In an advance notice published Feb. 1, the agency proposed a rate increase of 2.09 percent for Medicare Advantage and Part D plans next year, which it says will result in a small revenue bump of 1.03 percent on average. 

Insurance trade group AHIP wrote Feb. 27 that CMS' conclusion is not based in fact and that the proposal actually represents a 2.27 percent cut in MA payments. Some groups have claimed the move will lead to $540 less spending per MA member annually.

"Any claim that this administration is cutting Medicare is categorically false," HHS Secretary Xavier Becerra said in a tweet on Feb. 17. "Leave it to deep-pocketed insurance companies and industry front groups to characterize this year's proposed increase in Medicare Advantage payments as a pay cut." 

3. Medicaid

The president was more specific around possible proposals to cut Medicaid spending, saying House Republicans are eyeing $2 trillion in cuts from the program for low-income individuals.

He also spoke about the impact of reduced Medicaid funding on hospitals, especially those serving rural areas.

"Entire communities depend on these hospitals. Not getting Medicaid would shut many of them down."

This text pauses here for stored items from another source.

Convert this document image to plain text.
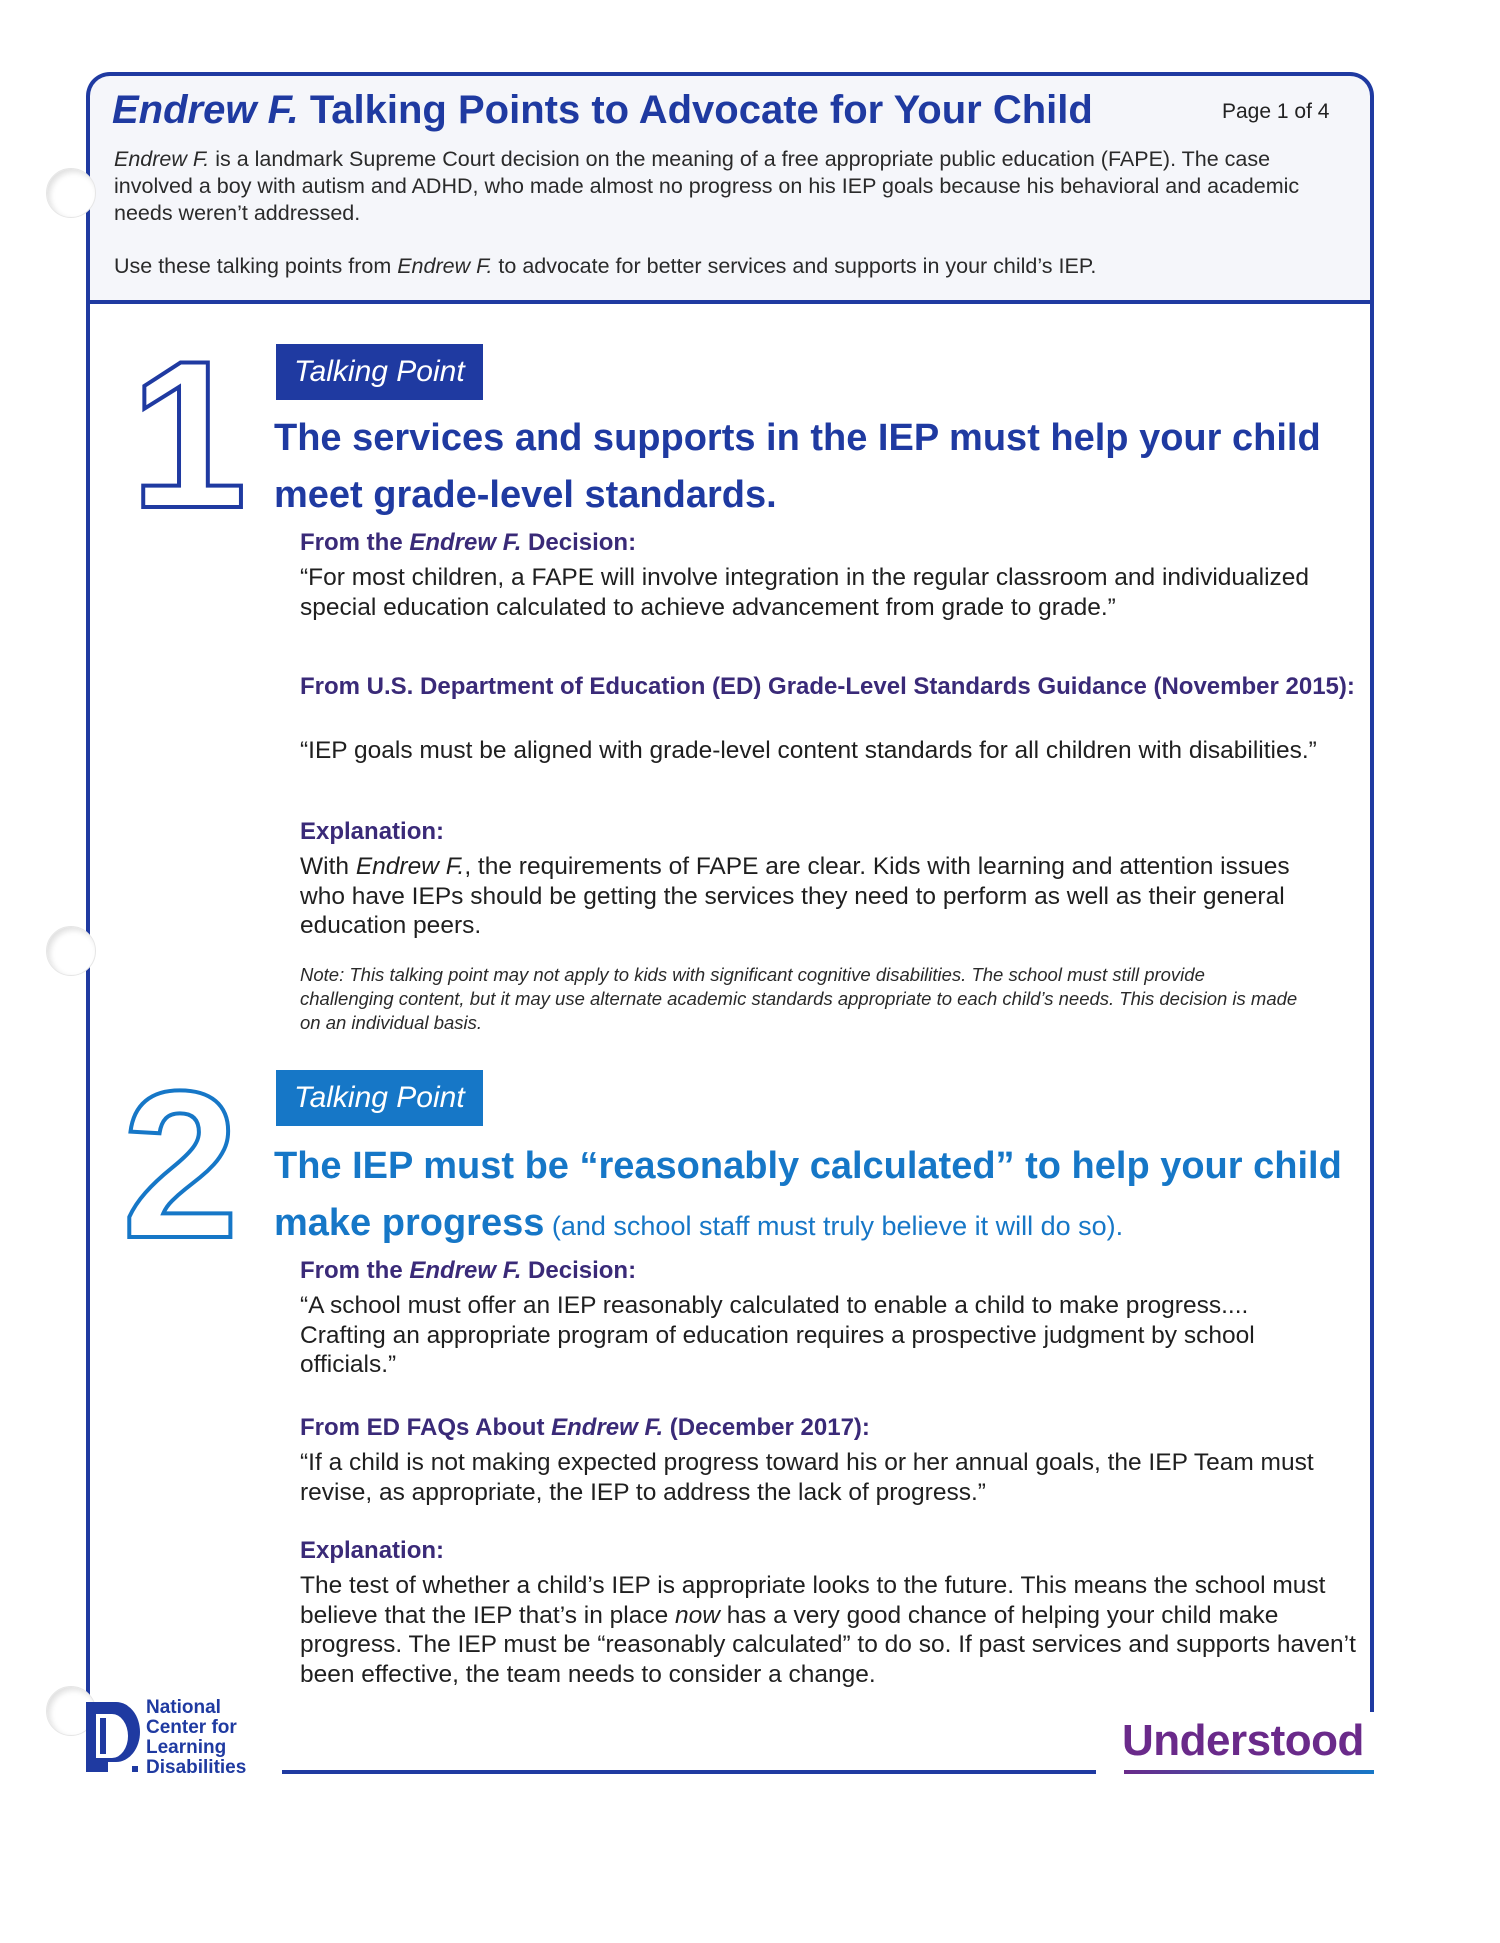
Endrew F. Talking Points to Advocate for Your Child	Page 1 of 4
Endrew F. is a landmark Supreme Court decision on the meaning of a free appropriate public education (FAPE). The case involved a boy with autism and ADHD, who made almost no progress on his IEP goals because his behavioral and academic needs weren’t addressed.
Use these talking points from Endrew F. to advocate for better services and supports in your child’s IEP.
1	Talking Point
The services and supports in the IEP must help your child meet grade-level standards.
From the Endrew F. Decision:
“For most children, a FAPE will involve integration in the regular classroom and individualized special education calculated to achieve advancement from grade to grade.”
From U.S. Department of Education (ED) Grade-Level Standards Guidance (November 2015):
“IEP goals must be aligned with grade-level content standards for all children with disabilities.”
Explanation:
With Endrew F., the requirements of FAPE are clear. Kids with learning and attention issues who have IEPs should be getting the services they need to perform as well as their general education peers.
Note: This talking point may not apply to kids with significant cognitive disabilities. The school must still provide challenging content, but it may use alternate academic standards appropriate to each child’s needs. This decision is made on an individual basis.
2	Talking Point
The IEP must be “reasonably calculated” to help your child make progress (and school staff must truly believe it will do so).
From the Endrew F. Decision:
“A school must offer an IEP reasonably calculated to enable a child to make progress.... Crafting an appropriate program of education requires a prospective judgment by school officials.”
From ED FAQs About Endrew F. (December 2017):
“If a child is not making expected progress toward his or her annual goals, the IEP Team must revise, as appropriate, the IEP to address the lack of progress.”
Explanation:
The test of whether a child’s IEP is appropriate looks to the future. This means the school must believe that the IEP that’s in place now has a very good chance of helping your child make progress. The IEP must be “reasonably calculated” to do so. If past services and supports haven’t been effective, the team needs to consider a change.
National
Center for
Learning
Disabilities
Understood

Across the country, 631 rural hospitals, or more than 29 percent nationwide, are either at immediate or high risk of closure. 

4. ACA

Biden was most specific about Republican plans to do away with the Affordable Care Act — a credible claim after 70 GOP-led attempts to repeal or modify the law since its passage in 2010.

"Again, sadly, the MAGA Republicans — or those in Congress who threaten to undo the gains — they want to do away with the Affordable Care Act."

The Inflation Reduction Act extended ACA premium tax credits through the end of 2025, meaning 80 percent of enrollees will be able to purchase a plan for $10 or less, according to the White House.

CMS said Jan. 25 that a record 16.3 million people enrolled in ACA coverage during the open enrollment period from Nov. 1, 2022, to Jan. 15, 2023, a sign of the program's enduring and growing popularity.